The industrial capitalist...
Okay so here's my layman understanding of it, hopefully someone corrects me if I'm way off the mark.
spoiler
The financier is dealing in capital as a commodity. The industrialist is buying the use value of the capital, which is its capacity in his hands to be turned into the necessaries for the labor process.So the capital does get turned into raw materials and machinery and wages like usual, and that stuff does depreciate like usual. He buys the use of the money for a portion of the surplus. Otherwise he would have to wait for the market to turnover and unlock that capital he already has tied up in the process.
Or more succinctly, the loan is a commodity he is buying, the capital that belongs to the financier becomes a raw material that depreciates into the new commodity. The financier is paying 100 for 105, the industrialist is paying 105 for 140.
Edit: the industrialist is using 100 percent of the loan, in our example, to do the whole labor process. So the variable and constant capital are all part of the original sum, the surplus on 100 loaned to him would be 140%, if he owes 5% on the loan he pockets the other 35% himself. The variable capital isn't an additional sum on top, the loan can be used for constant and variable capital as money.

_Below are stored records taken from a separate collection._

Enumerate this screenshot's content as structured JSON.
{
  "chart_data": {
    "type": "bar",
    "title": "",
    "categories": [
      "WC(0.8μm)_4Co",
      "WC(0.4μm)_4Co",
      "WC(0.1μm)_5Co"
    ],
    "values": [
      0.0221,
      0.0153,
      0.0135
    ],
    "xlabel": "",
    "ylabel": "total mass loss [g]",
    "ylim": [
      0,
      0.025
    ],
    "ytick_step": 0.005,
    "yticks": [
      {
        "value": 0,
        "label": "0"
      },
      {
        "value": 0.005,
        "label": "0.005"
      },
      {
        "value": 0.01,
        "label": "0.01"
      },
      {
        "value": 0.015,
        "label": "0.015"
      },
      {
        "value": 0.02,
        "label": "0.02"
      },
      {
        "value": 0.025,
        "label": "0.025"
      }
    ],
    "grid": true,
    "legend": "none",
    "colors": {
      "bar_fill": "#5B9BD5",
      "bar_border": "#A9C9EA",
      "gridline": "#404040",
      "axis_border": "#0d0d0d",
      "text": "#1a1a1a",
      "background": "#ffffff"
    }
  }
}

He is buying the ability to produce more surplus value now without waiting, using someone else's money. He doesn't keep the capital, he just wants the profit, he owes the capital he was loaned back, and it gets turned into commodities to pay for his loan.
I'm not sure if this helps, but I think the bold part answers your question most directly?
The rest of your points seem fine, though
^Correction: 140 is the value of the commodties, 120 is merely the cost of constant and variable capital bought to make commodities
But just to reiterate my point, how does the industrial capitalist preserve his capital value of 120, while adding a surplus value of 20 onto it, despite the financial capitalist's taking of principal and sum?
Because it seems to me, that after the process of selling the commodities, the industrial capitalist has to deal with the following costs:
100 + 5 = principal + interest, taken by the money capitalist (note: the interest is derived from the surplus value created, due to 5% interest)
20 = variable capital paid
140 - 125 = 15
Leaving 15 to be the industrial capitalist's profit, of the original surplus value of 20.
However, a transformation from 120 capital --> 15 increase seems to me a decrease... to counter this, this would indicate some preservation of the initial capital used in production, to continue capitalist expansion.
TO make it so that 120 capital -> + 20 surplus value -> 140 capital
I realized partway through editing my answer what I missed, I think I got it now though.
He owes the capital back. He doesn't keep it, he is buying its use temporarily. He started without it and pays it back at the end, everything has depreciated in the normal process in the interim.
Oooh... that explains the 5% interest
So, overall, he borrows a serviced loan, possibly for constant and variable capital,
whose net price is = 5 (100 - 105 -> borrowed money - {future principal + future interest} ), but that which can help form the 40% value/ surplus value of the full 140%/ commodities
40 - 5 = 35 in profit
Right, what I hadn't accounted for was that you were having him throw in 20 of his own capital as well, but the math works out the same from the perspective of the lender. He gets his split of the profit, and our industrial capitalist walks away with 15 even if he has to pay 20 into the process as well. He's just using the loaned capital as a raw material in the process, capital has become a commodity through finance.